Peter Walker, CTO EMEA, presented a technology overview. “It is really exciting that we are expanding our presence in the Benelux region. We have 25,000 members of the Blue Prism community, there are 5.000 discussion posts online right now. There have been over 600 product ideas submitted and individually commented on by Blue Prism staff and voted on by Blue Prism customers. They can influence our product roadmap. This is really key: 70% of customers surveyed told us that our communities had helped them to increase their digital capabilities.“

“Something really exciting coming out of our AI Labs is a vision around what we’re terming ‘fly by wire’. This is an important concept for complex machinery, that originates from the aircraft industry. As a pilot, you’re in full charge of the strategy for your journey. You’re thinking about the pace, the timing, the direction, and the route. But when it comes to low level implementation, let’s say you want to bank the plane, and turn a corner you might have some physical controls. But actually what really happens is you’re sending instructions to a computer, and the computer takes care of all the messy details around how the engines are going to respond, how to manipulate the wings, and what happens within the machine.”

“We’re taking that same concept to scale a digital workforce. This workforce becomes much too complex for a person to understand, even though to name the processes that you have, let alone to understand what they really do, how you can optimize them, what the dependencies are between your different processes. And if you have things that you need to manage, what you’re looking to manage is your business outcomes, you’re probably trying to optimize for certain metrics. So what we want you to be able to do is give instructions to your workforce about the outcomes that you’re looking for, and not really have to worry about which process is going to run on which machine and in which order.”

Process mining

He also announced more investment in process mining and the data driven organization. “Data is waiting to be leveraged and put into other applications, workflows and delivering insights. And you also have a digital workforce, which itself is producing data.
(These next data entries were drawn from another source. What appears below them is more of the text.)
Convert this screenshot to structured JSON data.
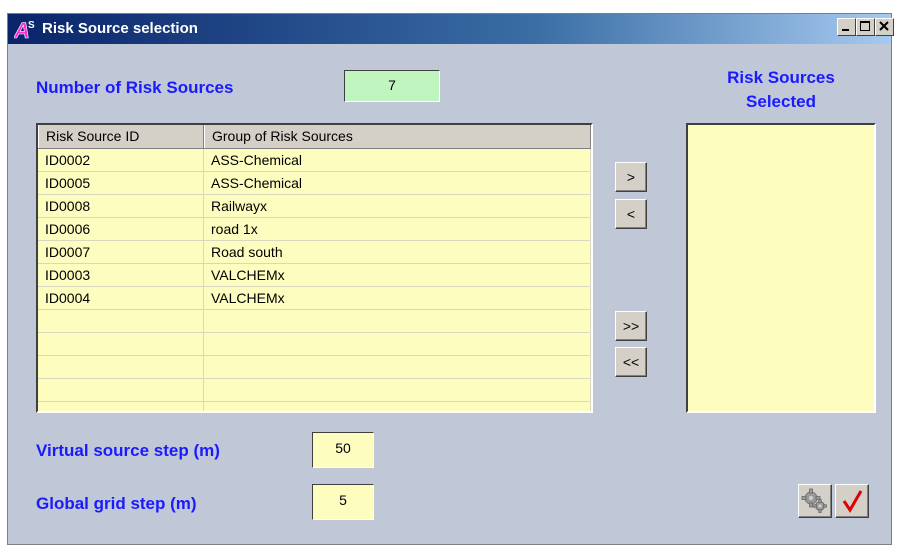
{
  "window": {
    "title": "Risk Source selection",
    "logo_text": "A",
    "logo_superscript": "S"
  },
  "count": {
    "label": "Number of Risk Sources",
    "value": "7"
  },
  "table": {
    "columns": [
      "Risk Source ID",
      "Group of Risk Sources"
    ],
    "rows": [
      {
        "id": "ID0002",
        "group": "ASS-Chemical"
      },
      {
        "id": "ID0005",
        "group": "ASS-Chemical"
      },
      {
        "id": "ID0008",
        "group": "Railwayx"
      },
      {
        "id": "ID0006",
        "group": "road 1x"
      },
      {
        "id": "ID0007",
        "group": "Road south"
      },
      {
        "id": "ID0003",
        "group": "VALCHEMx"
      },
      {
        "id": "ID0004",
        "group": "VALCHEMx"
      }
    ]
  },
  "move_buttons": {
    "add_one": ">",
    "remove_one": "<",
    "add_all": ">>",
    "remove_all": "<<"
  },
  "selected": {
    "title_line1": "Risk Sources",
    "title_line2": "Selected",
    "items": []
  },
  "virtual_step": {
    "label": "Virtual source step (m)",
    "value": "50"
  },
  "grid_step": {
    "label": "Global grid step (m)",
    "value": "5"
  },
  "icons": {
    "settings": "gears-icon",
    "ok": "checkmark-icon"
  },
  "colors": {
    "label_blue": "#1a1aff",
    "count_field_bg": "#c0f5c0",
    "yellow_bg": "#fdfdc0",
    "window_bg": "#c0c8d8",
    "check_red": "#e00000"
  }
}
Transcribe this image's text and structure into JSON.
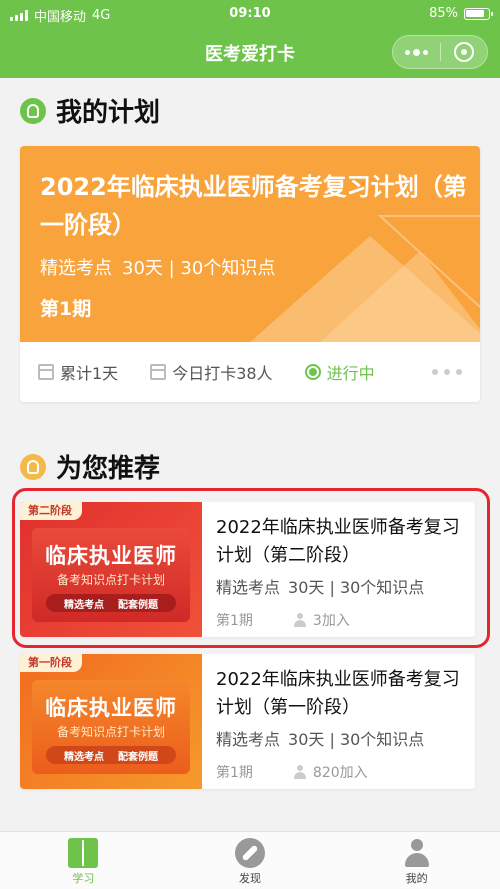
{
  "status_bar": {
    "carrier": "中国移动",
    "network": "4G",
    "time": "09:10",
    "battery_text": "85%",
    "battery_level": 0.85
  },
  "nav": {
    "title": "医考爱打卡"
  },
  "my_plan": {
    "header": "我的计划",
    "card": {
      "title": "2022年临床执业医师备考复习计划（第一阶段）",
      "meta_label": "精选考点",
      "meta_detail": "30天 | 30个知识点",
      "period": "第1期",
      "cumulative": "累计1天",
      "today_checkin": "今日打卡38人",
      "status": "进行中"
    }
  },
  "recommend": {
    "header": "为您推荐",
    "items": [
      {
        "tag": "第二阶段",
        "thumb_title": "临床执业医师",
        "thumb_sub": "备考知识点打卡计划",
        "thumb_pill_a": "精选考点",
        "thumb_pill_b": "配套例题",
        "title": "2022年临床执业医师备考复习计划（第二阶段）",
        "meta_label": "精选考点",
        "meta_detail": "30天 | 30个知识点",
        "period": "第1期",
        "joined": "3加入"
      },
      {
        "tag": "第一阶段",
        "thumb_title": "临床执业医师",
        "thumb_sub": "备考知识点打卡计划",
        "thumb_pill_a": "精选考点",
        "thumb_pill_b": "配套例题",
        "title": "2022年临床执业医师备考复习计划（第一阶段）",
        "meta_label": "精选考点",
        "meta_detail": "30天 | 30个知识点",
        "period": "第1期",
        "joined": "820加入"
      }
    ]
  },
  "tabbar": {
    "items": [
      {
        "label": "学习",
        "icon": "book-icon",
        "active": true
      },
      {
        "label": "发现",
        "icon": "compass-icon",
        "active": false
      },
      {
        "label": "我的",
        "icon": "user-icon",
        "active": false
      }
    ]
  },
  "colors": {
    "brand_green": "#6ec34a",
    "plan_orange": "#f8a33c",
    "highlight_red": "#e5262d"
  }
}
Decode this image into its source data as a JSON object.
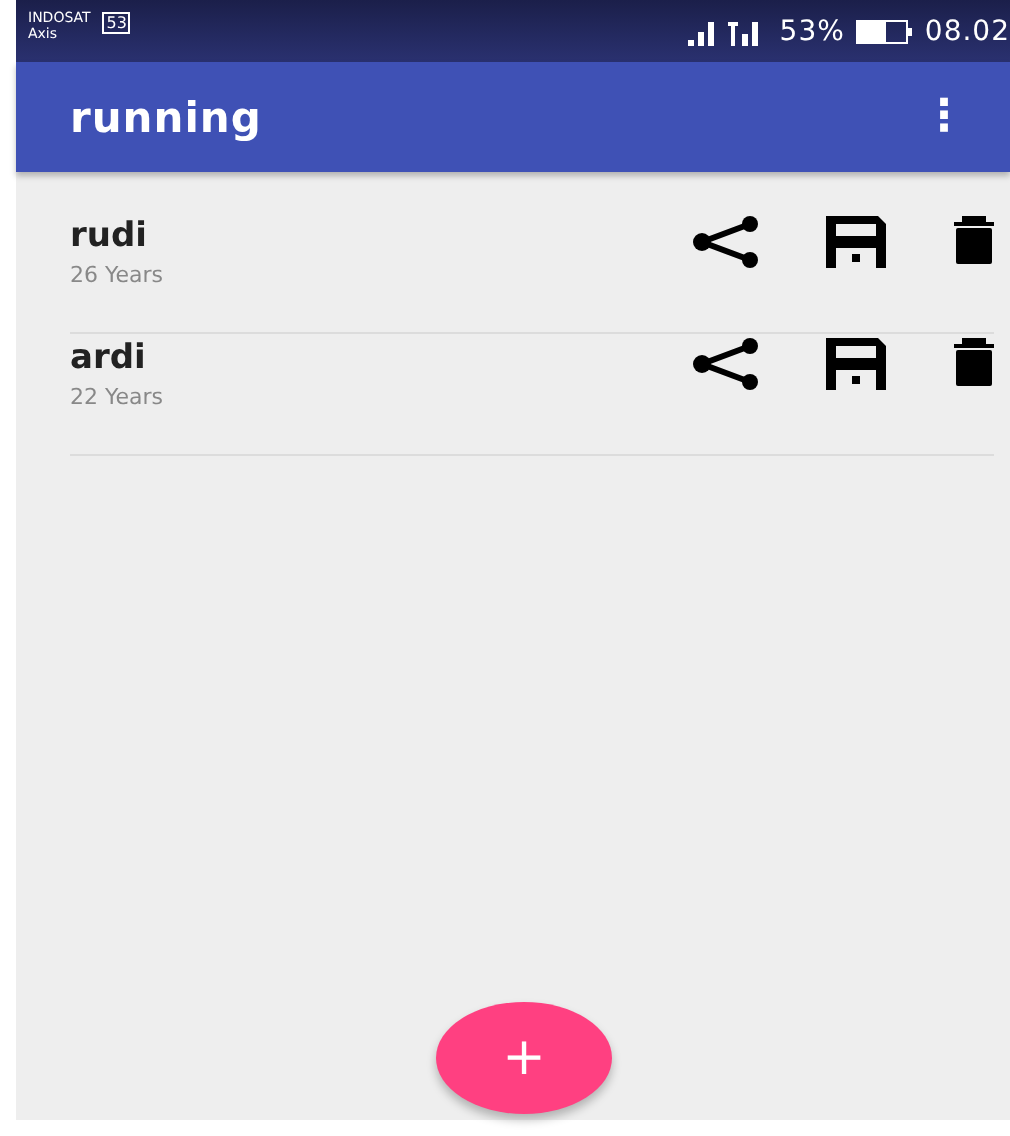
{
  "status_bar": {
    "carrier": "INDOSAT",
    "carrier_line_2": "Axis",
    "sim_badge": "53",
    "battery": "53%",
    "time": "08.02"
  },
  "app_bar": {
    "title": "running",
    "menu": "⋮"
  },
  "people": [
    {
      "name": "rudi",
      "age": "26 Years"
    },
    {
      "name": "ardi",
      "age": "22 Years"
    }
  ],
  "fab": {
    "label": "+"
  }
}
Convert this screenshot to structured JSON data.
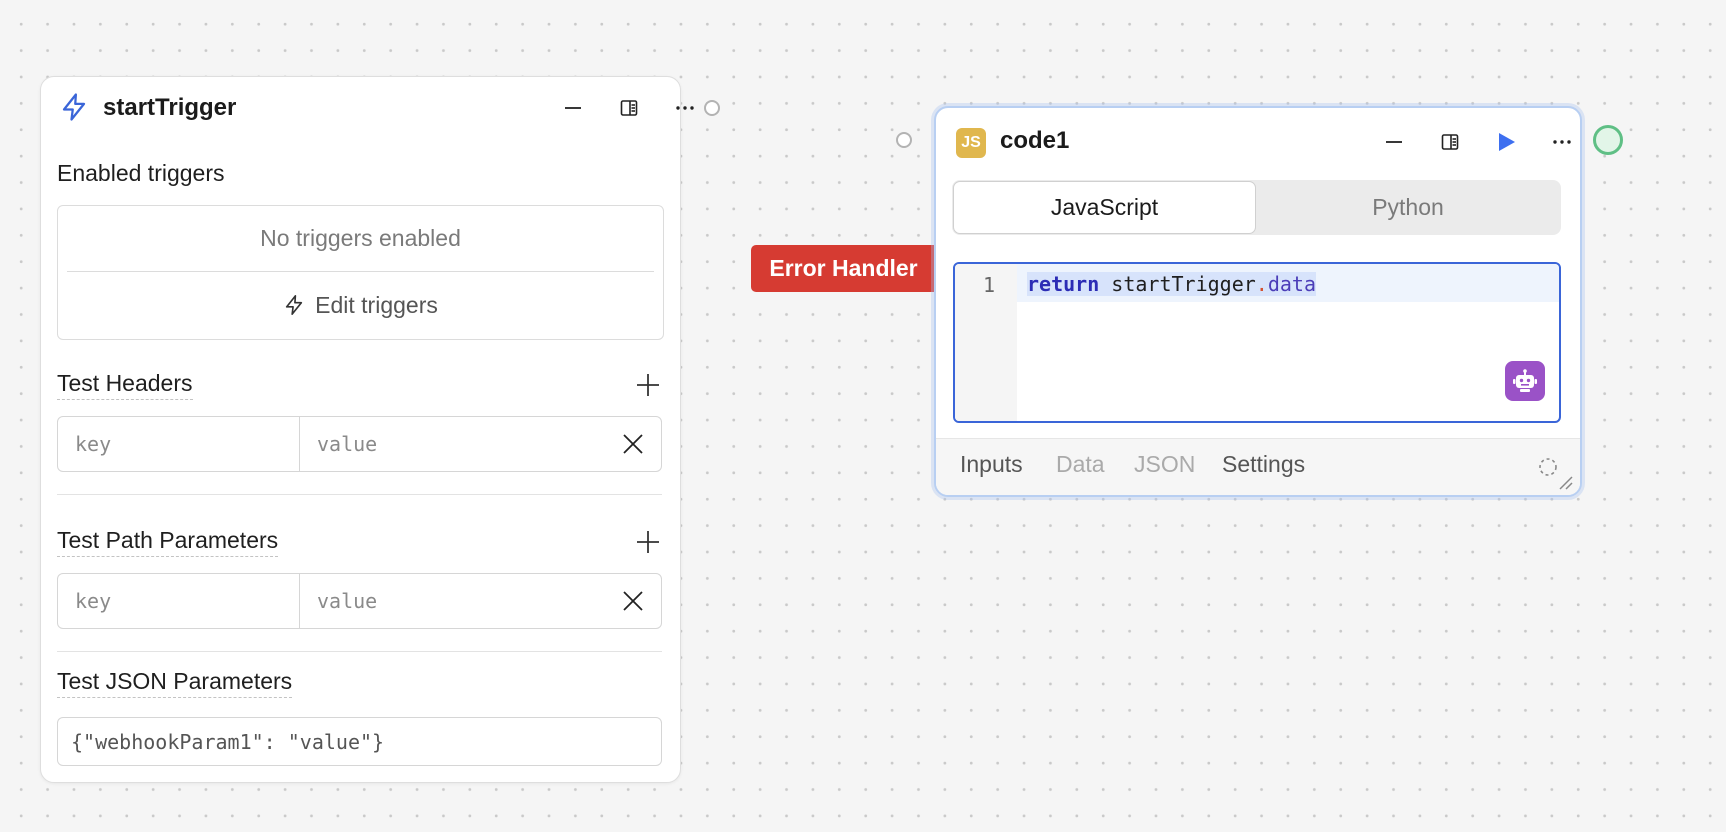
{
  "start_node": {
    "title": "startTrigger",
    "icon": "lightning-bolt-icon",
    "enabled_triggers_label": "Enabled triggers",
    "no_triggers_text": "No triggers enabled",
    "edit_triggers_label": "Edit triggers",
    "test_headers_label": "Test Headers",
    "test_path_params_label": "Test Path Parameters",
    "test_json_params_label": "Test JSON Parameters",
    "key_placeholder": "key",
    "value_placeholder": "value",
    "json_placeholder": "{\"webhookParam1\": \"value\"}"
  },
  "error_handler": {
    "label": "Error Handler",
    "color": "#d63b32"
  },
  "code_node": {
    "title": "code1",
    "badge": "JS",
    "tabs": [
      "JavaScript",
      "Python"
    ],
    "active_tab": "JavaScript",
    "line_number": "1",
    "code": {
      "keyword": "return",
      "identifier": "startTrigger",
      "dot": ".",
      "property": "data"
    },
    "bottom_tabs": [
      "Inputs",
      "Data",
      "JSON",
      "Settings"
    ],
    "bottom_tabs_enabled": [
      true,
      false,
      false,
      true
    ]
  },
  "colors": {
    "accent_blue": "#3a65d8",
    "run_button": "#3d6ff0",
    "output_handle": "#5fbf85",
    "ai_button": "#9a52c7"
  }
}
We want people to be able to collapse that time between obtaining or creating data and then acting on it. So the time between analysis and action is going to collapse down to its lowest level yet. And we want to endow the digital workforce with ever greater intelligence to be able to act in different scenarios and different ways with different systems. We want the digital workforce to be an intelligent counterpart to your human workforce. Not just to do work, but to actually inform, augment and assist human workers.”